Quick Summary
Readiness is not a checkbox. It is whether real SMART and FHIR flows work reliably with correct scopes, patient context, resource coverage, performance, and traceability. These ten checks catch most failures early.
The 10 checks
- OAuth flow correctness: authorization code flow works end to end, including state and nonce handling.
- Scope design: scopes match intended access and do not over grant or under grant.
- Patient context: patient launch works reliably and the patient identifier is stable.
- Resource coverage: the key resources you claim to support are present and usable (not empty shells).
- Search behavior: common search queries return correct results with consistent paging.
- Terminology consistency: codes, displays, and units are consistent across payloads.
- Provenance and timestamps: data includes capture time and source context where applicable.
- Error handling: failures are returned as valid OperationOutcome with actionable details.
- Performance: latency, rate limits, and paging performance work under real load.
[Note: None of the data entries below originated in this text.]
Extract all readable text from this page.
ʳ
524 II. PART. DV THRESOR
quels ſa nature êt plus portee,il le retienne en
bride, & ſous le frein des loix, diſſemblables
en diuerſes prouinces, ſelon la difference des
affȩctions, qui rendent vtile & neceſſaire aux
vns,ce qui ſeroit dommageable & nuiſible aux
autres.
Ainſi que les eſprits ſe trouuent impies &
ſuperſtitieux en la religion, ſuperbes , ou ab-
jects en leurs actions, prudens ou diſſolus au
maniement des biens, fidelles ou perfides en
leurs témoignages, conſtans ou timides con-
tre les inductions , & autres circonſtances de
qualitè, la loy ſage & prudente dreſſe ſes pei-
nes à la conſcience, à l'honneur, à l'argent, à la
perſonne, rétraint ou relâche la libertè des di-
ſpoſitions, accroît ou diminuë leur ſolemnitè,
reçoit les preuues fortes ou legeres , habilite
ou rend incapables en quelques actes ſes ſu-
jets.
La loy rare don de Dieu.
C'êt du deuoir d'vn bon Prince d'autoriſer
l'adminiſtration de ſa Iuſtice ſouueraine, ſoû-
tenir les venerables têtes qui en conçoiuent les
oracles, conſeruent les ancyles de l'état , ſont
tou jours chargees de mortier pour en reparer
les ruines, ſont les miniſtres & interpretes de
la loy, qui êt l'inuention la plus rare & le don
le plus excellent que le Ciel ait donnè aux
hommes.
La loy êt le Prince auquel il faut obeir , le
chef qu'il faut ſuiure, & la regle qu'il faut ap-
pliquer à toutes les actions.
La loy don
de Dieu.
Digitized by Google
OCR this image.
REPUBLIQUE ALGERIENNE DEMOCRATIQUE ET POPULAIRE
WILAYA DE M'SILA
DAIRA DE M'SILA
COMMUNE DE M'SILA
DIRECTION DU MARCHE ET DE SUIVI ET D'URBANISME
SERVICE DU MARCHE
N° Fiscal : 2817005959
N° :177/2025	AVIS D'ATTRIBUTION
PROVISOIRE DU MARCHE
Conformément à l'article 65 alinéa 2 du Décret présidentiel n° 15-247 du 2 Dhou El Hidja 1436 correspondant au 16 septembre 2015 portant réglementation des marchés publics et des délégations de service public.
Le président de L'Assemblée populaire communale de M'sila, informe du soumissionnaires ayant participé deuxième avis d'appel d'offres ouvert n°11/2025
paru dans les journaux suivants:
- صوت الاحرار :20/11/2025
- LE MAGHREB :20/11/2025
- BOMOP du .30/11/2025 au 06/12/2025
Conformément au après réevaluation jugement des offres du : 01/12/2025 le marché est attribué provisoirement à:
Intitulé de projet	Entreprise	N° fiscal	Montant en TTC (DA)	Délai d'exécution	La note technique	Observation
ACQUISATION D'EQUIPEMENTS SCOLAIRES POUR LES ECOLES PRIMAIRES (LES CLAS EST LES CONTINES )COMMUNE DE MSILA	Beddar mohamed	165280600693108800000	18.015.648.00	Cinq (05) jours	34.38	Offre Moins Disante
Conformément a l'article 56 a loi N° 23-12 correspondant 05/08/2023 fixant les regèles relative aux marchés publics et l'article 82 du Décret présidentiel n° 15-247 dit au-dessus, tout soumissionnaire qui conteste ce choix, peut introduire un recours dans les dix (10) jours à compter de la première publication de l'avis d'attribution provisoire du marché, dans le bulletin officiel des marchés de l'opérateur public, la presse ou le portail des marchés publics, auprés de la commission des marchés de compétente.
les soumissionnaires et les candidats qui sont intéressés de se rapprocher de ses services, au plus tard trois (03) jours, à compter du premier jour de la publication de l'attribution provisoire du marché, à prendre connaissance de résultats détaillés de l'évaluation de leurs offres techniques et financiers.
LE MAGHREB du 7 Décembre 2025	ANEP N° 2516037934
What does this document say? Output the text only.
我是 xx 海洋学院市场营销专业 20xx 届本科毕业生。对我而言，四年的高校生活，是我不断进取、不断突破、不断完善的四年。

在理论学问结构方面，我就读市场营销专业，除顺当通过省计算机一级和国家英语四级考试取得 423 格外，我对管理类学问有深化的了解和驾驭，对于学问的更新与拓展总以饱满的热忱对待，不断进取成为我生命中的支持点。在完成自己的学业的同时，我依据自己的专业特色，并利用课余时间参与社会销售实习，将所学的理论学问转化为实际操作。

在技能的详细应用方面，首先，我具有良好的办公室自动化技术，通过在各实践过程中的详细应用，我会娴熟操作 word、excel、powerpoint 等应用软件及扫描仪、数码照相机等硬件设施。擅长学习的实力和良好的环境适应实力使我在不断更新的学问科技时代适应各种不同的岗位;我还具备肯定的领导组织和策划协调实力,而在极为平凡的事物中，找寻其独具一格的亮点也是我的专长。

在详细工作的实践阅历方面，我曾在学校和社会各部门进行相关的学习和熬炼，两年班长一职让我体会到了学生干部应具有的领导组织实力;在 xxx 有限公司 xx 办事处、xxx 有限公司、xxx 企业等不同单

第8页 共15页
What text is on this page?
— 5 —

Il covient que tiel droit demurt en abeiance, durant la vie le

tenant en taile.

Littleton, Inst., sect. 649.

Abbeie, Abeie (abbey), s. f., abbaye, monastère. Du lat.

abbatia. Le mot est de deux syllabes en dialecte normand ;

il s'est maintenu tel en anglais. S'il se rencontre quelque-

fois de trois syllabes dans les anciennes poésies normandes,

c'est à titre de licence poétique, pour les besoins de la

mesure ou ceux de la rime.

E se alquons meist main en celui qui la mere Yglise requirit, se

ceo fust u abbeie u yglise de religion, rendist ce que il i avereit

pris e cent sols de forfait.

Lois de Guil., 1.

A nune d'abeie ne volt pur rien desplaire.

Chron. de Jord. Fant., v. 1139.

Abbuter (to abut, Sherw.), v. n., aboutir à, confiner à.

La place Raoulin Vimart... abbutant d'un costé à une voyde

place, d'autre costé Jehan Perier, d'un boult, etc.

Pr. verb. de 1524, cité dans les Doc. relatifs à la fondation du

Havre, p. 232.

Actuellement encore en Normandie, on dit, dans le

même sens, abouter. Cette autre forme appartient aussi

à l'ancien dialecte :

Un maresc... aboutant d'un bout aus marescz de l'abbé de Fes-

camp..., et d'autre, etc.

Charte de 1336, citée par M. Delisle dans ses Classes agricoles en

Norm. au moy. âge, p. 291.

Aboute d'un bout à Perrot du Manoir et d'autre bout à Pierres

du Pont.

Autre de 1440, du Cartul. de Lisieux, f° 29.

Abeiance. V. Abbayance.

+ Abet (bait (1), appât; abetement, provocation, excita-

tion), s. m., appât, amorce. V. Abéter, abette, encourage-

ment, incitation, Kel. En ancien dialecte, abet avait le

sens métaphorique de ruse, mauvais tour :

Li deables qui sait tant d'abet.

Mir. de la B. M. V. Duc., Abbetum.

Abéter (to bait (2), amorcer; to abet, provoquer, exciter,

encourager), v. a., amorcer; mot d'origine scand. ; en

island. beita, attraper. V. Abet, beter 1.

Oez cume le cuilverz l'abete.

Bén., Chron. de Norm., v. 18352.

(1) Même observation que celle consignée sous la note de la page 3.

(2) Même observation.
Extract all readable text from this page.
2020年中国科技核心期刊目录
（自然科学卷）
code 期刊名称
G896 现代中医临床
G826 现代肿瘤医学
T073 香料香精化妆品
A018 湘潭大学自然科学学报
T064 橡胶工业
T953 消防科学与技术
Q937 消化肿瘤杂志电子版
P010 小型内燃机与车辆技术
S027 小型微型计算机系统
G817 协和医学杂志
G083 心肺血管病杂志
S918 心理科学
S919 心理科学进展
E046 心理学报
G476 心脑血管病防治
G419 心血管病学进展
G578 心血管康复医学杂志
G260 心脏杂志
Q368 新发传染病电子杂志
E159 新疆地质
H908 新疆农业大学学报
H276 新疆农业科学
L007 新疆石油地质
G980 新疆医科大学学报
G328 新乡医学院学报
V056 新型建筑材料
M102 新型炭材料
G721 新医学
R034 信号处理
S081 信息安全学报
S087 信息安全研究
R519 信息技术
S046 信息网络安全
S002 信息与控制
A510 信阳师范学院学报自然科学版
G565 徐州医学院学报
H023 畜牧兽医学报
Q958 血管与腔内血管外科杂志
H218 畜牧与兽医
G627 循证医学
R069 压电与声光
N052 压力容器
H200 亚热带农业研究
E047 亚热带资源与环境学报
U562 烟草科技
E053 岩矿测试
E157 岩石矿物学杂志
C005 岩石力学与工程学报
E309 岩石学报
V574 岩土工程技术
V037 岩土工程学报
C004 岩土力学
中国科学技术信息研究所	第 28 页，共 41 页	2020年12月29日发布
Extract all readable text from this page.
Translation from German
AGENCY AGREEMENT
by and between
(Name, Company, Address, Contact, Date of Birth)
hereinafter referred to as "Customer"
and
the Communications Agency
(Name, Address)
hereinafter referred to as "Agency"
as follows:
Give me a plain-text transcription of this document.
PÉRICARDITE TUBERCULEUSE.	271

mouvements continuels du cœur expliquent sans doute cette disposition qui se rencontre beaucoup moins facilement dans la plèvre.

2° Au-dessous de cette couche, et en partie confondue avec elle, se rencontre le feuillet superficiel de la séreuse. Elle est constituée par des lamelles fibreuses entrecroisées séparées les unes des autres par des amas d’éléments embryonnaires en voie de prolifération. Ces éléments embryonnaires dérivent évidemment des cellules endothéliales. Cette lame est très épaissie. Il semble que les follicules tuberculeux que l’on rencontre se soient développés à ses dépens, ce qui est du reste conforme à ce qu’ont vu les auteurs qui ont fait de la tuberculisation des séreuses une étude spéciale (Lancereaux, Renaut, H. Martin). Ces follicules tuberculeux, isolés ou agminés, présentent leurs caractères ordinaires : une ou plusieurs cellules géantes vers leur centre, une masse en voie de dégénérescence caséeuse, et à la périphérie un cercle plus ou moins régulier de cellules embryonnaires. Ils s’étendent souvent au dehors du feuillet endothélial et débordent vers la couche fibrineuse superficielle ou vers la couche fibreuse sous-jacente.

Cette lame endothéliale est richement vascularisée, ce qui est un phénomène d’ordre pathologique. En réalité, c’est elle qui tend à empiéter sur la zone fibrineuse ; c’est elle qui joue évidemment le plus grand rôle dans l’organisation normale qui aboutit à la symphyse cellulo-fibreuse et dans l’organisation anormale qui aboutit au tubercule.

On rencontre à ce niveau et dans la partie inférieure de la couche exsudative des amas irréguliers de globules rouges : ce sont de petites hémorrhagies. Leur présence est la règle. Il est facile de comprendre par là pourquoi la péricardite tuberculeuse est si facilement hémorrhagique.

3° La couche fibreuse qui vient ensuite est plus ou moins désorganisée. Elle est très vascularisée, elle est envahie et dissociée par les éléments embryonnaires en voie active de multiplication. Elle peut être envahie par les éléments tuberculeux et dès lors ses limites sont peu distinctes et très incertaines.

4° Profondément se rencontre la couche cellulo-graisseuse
- Auditability: access is logged, and you can trace which app accessed what data and when.
Why this checklist works
Most integrations fail in predictable places: scope mismatch, broken patient context, missing resources, inconsistent terminology, and performance cliffs. A readiness scan should surface these before you sign a rollout plan.
Where Aether fits
Aether can act as a read-only readiness scan layer. Hospitals and labs launch the scan, see pass and fail results, and get a gap report that translates to an implementation plan.
Sources and further reading
Information only. Not medical advice.
Next steps
- Run the checklist against your real production-like environment.
- Fix the top failures before adding more resource coverage.
- Re-test after changes and keep audit logs as evidence.